Mary’s action is an action of love, and an act of worship. Both can be profoundly intimate as well as public. We are therefore reminded that worship itself is an embodied act. But we are also reminded that the greatest way we worship Jesus is to ourselves embody his love, his tenderness, his drive to heal and reconcile and call people together.
The words we say and the stories we tell as we worship urge us to that kind of committed, bodily-engaged life. And so, as we come to worship, whether physically in this space, or watching remotely via broadcast, may we take a moment and breathe, and become aware of the way all of our senses are engaged in worship. May we settle into our bodies as they sit, stand, and move, and be gentle with them and with those around us.
Our bodies are where we meet Jesus, and where Jesus stands in solidarity with us, no matter who we are or what we look like. Our bodies are where Jesus loves us—and where we love Jesus, God, and each other. And we ourselves are called to act as Christ’s physical body in the world each and every day—and the world sees us, and judges Jesus—based on how we embody Jesus’s message—or not.
May we take seriously the proclamation that we are one body, united in Christ.
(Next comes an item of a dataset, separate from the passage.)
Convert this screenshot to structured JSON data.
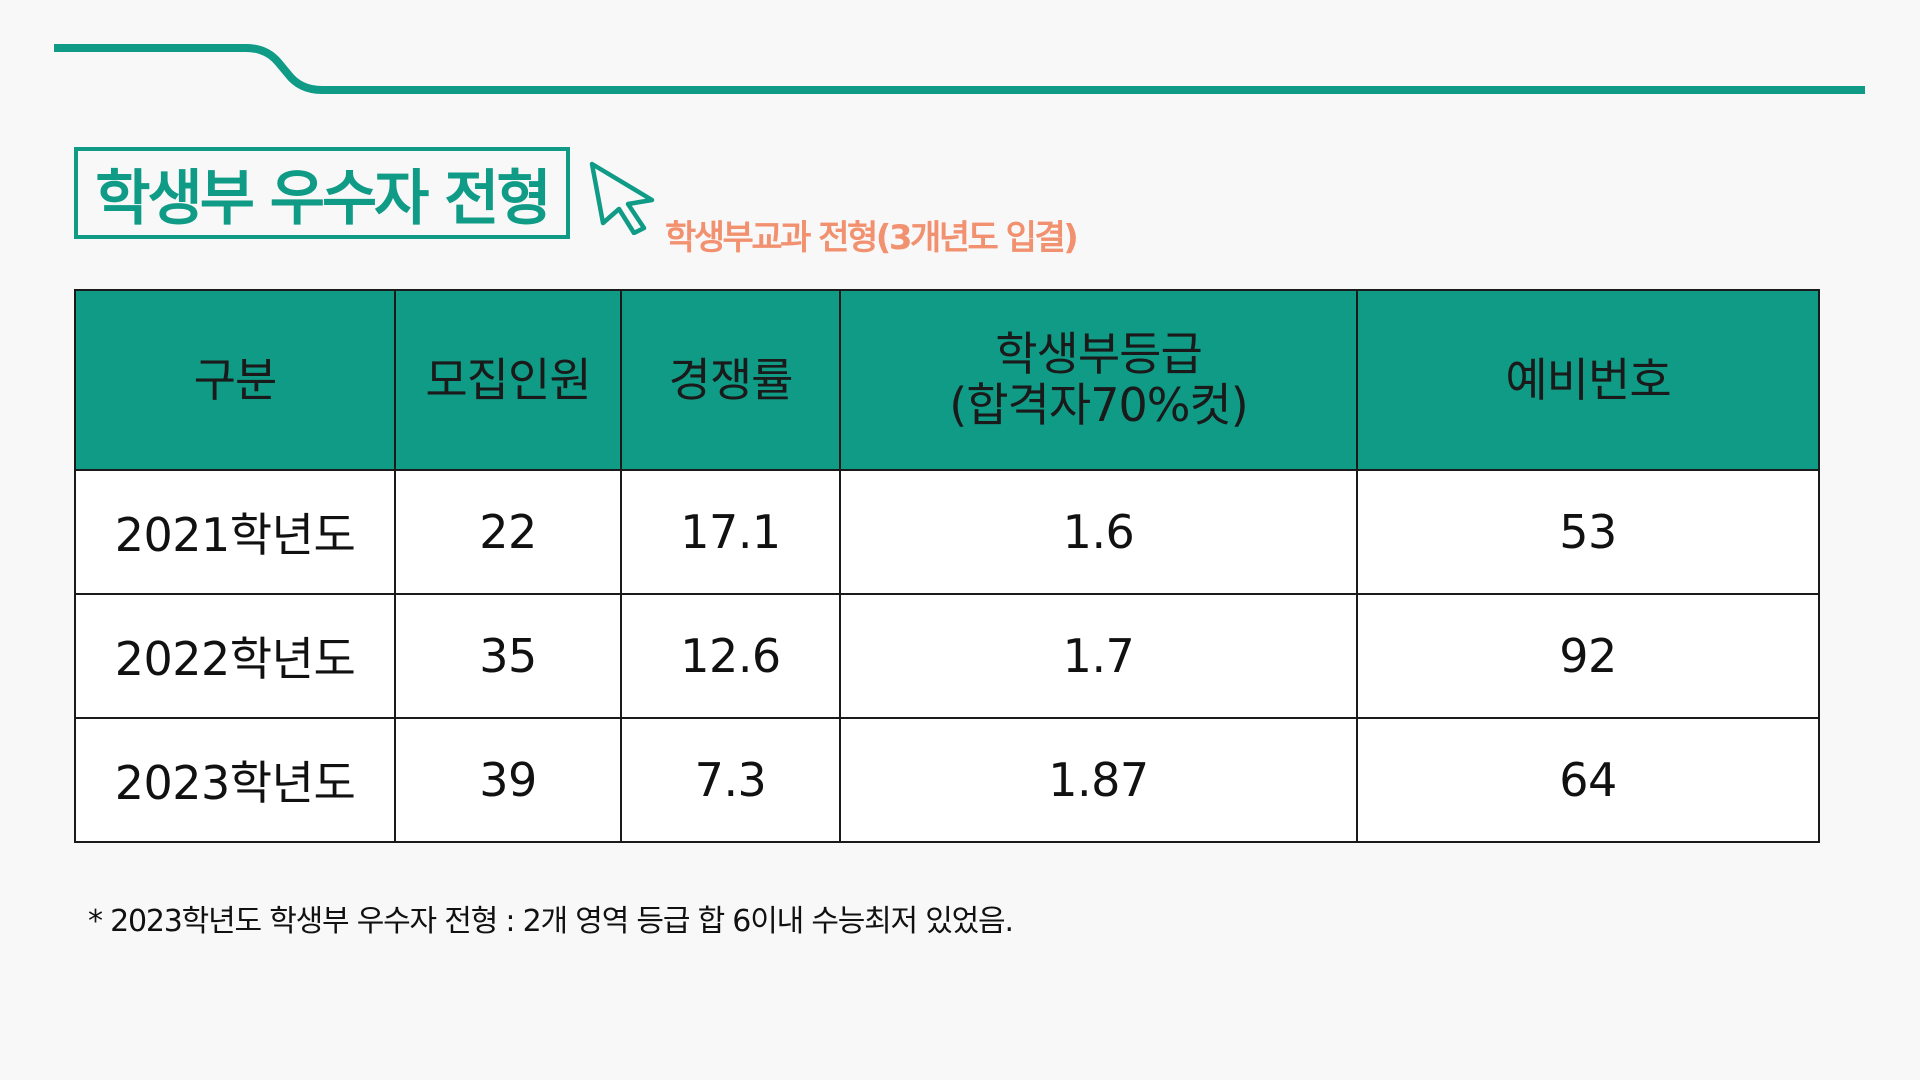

May we remind ourselves of how our bodies are the place we physically meet God and each other. Of the ways they are beautiful, and worthy of care. Of the way they enable us to worship. Of the shared existence we have with one another, and the mutual dependence we have with each other, of our obligations to each other out of the same love that Mary anointed Jesus with the care for each other, and the entire world, generously, physically, tenderly. That is our true worship.
Preached at the 505 Saturday and 10:30 Sunday Eucharists, April 2-3, at St. Martin's Church, Ellisville, MO.